Apache Kafka - Architecture, Data Flow, Replication and other must knows

Kafka Architecture

scan 2022-07-17 19.10.19n_19 2.jpg

Producers send messages (records) to kafka cluster which comprises of multiple brokers

brokers manage the messages in terms of topics

each topic has multiple partitions

one or more consumers are grouped as consumer group, each consumer reads messages from different partitions of a topic to avoid reading duplicates

How does a topic look like?

scan 2022-07-17 19.10.19n_20.jpg

Topic can have one or more partitions, number of partitions can't be changed once topic is created

If messages being written do not have key, they are written in round robin fashion to all partitions. This doesn't guarantee message ordering hence defining a key is very important

hash value is calculated from key of messages and data goes to corresponding partition example: username A-M going in partition1 vs N-Z going in partition2

partitions are replicated on brokers based on replication factor.

replication factor should be > 1 to ensure availability in case of broker failures. example: Replication factor=3 means create 3 replicas for each partition on different brokers

replication factor = no of brokers is usually a good configuration

Data Flow and Replication

scan 2022-07-17 19.10.19n_21.jpg

producer writes messages to specific partitions, decided by kafka cluster by applying hashing to keys of messages

this ensures reliability and ordering of messages in a partition

there is only 1 leader partition of a topic on a broker at a time, other brokers might have replica of that leader partition based on replication factor

every consumer in a consumer group reads messages from different leader partition to avoid duplicates

in case broker with leader partition goes down, zookeeper selects replica partition on another broker as leader

Why is Kafka so fast?

Log-structured persistence (Sequential IO)
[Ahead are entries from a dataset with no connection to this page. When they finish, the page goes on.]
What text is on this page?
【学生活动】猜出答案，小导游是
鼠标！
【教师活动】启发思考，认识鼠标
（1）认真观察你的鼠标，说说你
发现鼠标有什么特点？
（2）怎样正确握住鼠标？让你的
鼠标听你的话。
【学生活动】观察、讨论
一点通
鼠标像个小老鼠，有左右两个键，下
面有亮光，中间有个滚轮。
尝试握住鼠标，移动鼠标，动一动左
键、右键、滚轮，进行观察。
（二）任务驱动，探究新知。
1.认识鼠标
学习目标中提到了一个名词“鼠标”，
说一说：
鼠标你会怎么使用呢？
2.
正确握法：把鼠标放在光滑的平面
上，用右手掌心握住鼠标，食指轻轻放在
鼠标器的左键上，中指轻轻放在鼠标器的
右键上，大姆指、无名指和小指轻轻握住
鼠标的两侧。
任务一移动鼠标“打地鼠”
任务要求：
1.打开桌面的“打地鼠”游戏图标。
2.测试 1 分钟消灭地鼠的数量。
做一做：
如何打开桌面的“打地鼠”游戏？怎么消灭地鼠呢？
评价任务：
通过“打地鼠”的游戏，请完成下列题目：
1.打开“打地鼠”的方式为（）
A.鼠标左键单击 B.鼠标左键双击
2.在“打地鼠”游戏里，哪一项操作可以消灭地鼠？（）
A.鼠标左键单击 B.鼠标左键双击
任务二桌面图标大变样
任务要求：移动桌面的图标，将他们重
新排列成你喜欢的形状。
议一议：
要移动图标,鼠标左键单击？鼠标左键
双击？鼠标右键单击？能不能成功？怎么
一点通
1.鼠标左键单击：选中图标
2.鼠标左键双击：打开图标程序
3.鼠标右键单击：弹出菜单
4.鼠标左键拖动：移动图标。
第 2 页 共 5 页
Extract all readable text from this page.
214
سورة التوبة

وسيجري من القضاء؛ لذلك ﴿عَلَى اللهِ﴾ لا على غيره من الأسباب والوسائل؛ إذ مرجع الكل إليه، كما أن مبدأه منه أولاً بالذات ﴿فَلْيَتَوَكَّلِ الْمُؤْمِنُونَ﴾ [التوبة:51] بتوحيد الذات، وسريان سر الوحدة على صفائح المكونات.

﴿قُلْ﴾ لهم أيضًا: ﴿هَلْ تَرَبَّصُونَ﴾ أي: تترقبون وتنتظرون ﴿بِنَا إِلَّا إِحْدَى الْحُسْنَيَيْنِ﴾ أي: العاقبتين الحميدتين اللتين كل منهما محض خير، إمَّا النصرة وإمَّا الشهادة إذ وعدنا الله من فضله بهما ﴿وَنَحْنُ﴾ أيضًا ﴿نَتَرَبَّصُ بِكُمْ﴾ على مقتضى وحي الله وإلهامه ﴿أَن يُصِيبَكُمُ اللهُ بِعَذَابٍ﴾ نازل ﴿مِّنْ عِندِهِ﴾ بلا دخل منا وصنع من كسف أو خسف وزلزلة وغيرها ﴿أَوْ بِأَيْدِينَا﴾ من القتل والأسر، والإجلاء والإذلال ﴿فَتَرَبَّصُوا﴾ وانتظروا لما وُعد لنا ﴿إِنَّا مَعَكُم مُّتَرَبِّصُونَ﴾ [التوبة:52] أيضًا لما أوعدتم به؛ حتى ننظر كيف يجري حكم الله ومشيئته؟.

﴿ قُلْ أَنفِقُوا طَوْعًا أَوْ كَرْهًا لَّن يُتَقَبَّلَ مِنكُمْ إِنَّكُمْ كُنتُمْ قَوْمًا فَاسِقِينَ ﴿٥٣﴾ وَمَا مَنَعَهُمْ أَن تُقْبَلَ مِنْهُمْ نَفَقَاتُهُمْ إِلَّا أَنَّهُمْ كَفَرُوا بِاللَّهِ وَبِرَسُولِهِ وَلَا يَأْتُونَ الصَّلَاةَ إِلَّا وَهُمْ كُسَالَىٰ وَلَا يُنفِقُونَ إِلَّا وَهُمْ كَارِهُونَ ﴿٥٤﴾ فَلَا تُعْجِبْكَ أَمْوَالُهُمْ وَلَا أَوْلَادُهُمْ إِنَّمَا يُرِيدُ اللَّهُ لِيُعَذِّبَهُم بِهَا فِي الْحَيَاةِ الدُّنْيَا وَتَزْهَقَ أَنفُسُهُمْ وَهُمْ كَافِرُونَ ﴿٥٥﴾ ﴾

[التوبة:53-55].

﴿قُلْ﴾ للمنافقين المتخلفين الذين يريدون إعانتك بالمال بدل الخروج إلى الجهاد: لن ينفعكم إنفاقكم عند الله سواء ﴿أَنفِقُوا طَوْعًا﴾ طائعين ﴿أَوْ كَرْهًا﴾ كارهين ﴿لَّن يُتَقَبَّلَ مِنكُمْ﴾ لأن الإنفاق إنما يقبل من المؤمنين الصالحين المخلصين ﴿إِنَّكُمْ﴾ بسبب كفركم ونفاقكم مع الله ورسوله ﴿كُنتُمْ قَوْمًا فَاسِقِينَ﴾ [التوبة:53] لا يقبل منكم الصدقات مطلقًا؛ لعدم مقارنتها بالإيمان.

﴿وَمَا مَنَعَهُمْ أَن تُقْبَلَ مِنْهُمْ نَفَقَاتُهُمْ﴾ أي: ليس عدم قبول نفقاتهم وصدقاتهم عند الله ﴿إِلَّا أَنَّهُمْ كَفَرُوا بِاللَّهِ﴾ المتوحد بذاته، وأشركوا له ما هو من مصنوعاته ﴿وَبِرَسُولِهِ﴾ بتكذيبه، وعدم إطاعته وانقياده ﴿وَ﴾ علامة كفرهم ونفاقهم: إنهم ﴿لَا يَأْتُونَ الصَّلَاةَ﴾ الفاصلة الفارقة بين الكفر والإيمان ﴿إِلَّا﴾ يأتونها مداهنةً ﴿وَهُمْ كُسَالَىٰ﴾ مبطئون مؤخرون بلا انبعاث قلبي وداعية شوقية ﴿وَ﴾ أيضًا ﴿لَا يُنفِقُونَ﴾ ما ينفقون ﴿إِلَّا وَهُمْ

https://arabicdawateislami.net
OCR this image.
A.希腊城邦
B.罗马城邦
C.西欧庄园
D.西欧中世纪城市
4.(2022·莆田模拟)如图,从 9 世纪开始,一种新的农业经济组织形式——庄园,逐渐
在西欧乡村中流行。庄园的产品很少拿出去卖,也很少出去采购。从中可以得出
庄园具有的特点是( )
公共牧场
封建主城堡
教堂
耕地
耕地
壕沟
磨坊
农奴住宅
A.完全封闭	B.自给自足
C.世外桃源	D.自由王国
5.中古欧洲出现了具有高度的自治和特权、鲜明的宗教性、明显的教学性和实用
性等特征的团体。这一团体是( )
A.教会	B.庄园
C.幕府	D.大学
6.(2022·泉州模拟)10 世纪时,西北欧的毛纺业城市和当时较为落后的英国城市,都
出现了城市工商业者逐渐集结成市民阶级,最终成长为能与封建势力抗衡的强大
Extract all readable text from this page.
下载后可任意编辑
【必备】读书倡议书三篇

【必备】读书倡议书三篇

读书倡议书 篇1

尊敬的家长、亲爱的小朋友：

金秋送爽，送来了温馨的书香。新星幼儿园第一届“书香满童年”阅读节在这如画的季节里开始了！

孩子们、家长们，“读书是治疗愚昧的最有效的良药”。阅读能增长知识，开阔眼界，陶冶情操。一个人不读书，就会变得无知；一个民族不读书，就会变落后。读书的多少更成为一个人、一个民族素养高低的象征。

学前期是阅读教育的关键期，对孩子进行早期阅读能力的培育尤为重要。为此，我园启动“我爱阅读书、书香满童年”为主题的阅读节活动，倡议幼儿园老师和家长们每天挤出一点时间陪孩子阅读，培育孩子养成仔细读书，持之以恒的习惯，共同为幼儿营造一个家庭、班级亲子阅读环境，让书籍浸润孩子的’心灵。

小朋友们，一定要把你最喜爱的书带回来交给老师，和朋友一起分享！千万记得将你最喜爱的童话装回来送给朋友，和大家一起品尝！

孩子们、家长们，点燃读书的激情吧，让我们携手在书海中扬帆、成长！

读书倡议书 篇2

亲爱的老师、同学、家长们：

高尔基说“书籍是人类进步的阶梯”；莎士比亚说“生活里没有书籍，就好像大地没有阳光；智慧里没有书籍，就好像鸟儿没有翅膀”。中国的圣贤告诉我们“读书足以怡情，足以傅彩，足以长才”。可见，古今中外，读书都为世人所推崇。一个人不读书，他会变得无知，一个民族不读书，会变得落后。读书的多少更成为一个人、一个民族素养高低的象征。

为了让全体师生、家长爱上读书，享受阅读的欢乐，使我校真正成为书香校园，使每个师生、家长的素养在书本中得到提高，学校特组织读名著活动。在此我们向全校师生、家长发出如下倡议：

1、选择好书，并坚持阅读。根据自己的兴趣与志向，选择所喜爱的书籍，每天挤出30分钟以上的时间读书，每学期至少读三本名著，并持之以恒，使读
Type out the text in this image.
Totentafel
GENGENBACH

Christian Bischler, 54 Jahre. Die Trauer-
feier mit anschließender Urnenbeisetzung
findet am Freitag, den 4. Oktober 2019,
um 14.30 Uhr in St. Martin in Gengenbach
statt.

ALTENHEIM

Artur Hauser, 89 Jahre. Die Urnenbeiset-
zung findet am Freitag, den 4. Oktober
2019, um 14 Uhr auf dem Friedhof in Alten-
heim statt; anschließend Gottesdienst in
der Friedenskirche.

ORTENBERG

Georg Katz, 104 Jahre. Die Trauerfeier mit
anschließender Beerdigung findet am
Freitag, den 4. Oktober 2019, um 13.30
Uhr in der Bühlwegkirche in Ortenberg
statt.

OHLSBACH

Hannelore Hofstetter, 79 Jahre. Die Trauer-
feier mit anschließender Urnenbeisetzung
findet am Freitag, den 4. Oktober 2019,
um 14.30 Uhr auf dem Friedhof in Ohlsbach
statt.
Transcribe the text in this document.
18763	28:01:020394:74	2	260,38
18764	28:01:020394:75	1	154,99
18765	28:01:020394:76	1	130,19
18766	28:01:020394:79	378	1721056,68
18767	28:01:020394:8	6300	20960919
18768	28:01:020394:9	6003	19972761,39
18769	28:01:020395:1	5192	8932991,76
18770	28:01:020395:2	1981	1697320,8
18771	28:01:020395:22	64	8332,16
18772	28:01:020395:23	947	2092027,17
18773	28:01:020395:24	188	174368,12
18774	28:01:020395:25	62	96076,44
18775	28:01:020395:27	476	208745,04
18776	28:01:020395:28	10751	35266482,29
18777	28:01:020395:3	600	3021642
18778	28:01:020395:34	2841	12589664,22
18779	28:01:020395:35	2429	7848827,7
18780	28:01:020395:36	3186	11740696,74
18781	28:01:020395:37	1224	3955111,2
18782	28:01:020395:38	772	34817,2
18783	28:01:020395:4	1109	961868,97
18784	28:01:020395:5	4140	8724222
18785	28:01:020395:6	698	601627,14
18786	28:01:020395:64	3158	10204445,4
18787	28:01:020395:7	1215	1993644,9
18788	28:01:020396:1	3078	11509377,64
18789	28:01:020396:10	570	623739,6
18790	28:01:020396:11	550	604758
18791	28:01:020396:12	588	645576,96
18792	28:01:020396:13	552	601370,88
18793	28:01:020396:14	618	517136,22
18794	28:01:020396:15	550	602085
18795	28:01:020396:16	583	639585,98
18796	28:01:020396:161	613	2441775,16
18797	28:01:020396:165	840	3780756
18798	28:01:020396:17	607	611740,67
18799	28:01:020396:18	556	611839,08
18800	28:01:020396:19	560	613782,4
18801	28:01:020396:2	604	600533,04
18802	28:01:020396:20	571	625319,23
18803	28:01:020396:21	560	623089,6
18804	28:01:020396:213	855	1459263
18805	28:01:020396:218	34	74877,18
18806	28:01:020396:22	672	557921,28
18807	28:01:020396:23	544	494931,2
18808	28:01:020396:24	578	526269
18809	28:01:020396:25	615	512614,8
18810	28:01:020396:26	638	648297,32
Kafka utilizes a segmented, append-only log, largely limiting itself to sequential I/O for both reads and writes. Data is accessed directly from disk, even so it is very fast due to sequential IO. Disk access is usually slower due to disk seek via random IO rather than actually accessing the location.

Zero copy

This illustration perfectly explains operations with and without zero copy kafka zero copy.jpeg

Record batching

Kafka clients and brokers will accumulate multiple records in a batch — for both reading and writing — before sending them over the network.

Batch compression

The impact of batching is particularly obvious when compression is enabled, as compression becomes generally more effective as the data size increases. It saves network bandwidth as well as broker's disk IO utilization

Cheap consumers

Unlike traditional MQ-style brokers which remove messages at point of consumption (incurring the penalty of random I/O), Kafka doesn’t remove messages after they are consumed — instead, it independently tracks offsets at each consumer group level. The progression of offsets themselves is published on an internal Kafka topic __consumer_offsets. Again, being an append-only operation, this is fast. Consumers in Kafka are ‘cheap’, insofar as they don’t mutate the log files (only the producer or internal Kafka processes are permitted to do that). This means that a large number of consumers may concurrently read from the same topic without overwhelming the cluster.

Unflushed buffered writes

Kafka doesn’t actually wait for acknowledging the write by flushing data from buffer to disk; the only requirement for an ACK is that the record has been written to the I/O buffer. This in fact is one of the primary reasons why kafka is fast. Downside of this is loss of unflushed data from buffer in case of node failure but replication comes to the rescue to recover the lost data.

Client side optimizations

Most databases and queues do all the heavy lifting while keeping the consumers/clients significantly simpler (e.g. connect to server using a think client using well known wire protocol) than servers. Kafka takes a different approach where all the heavy work is done on client side like, hashing the record keys to arrive at the correct partition index, checksumming the records and the compression of the record batch, etc. Client is aware about cluster metadata, so producers directly forward the writes to partition masters instead of asking broker to figure out that part. Consumer groups are aware about offsets and can make intelligent decisions themselves while sourcing records.

Detailed read reference: medium.com/swlh/why-kafka-is-so-fast-bde0d9..

Zookeeper

it is distributed configuration and synchronization service
serves as co-ordination interface between brokers and consumers
stored basic metadata about cluster like topics, brokers, consumer offsets, leader election in case of leader failures, etc
this replicates the data across its ensemble for easy recovery in case of broker/zookeeper failure

Note: ZooKeeper is external dependency in Kafka world and is being replaced by KRaft (which is metadata stored in distributed log internally)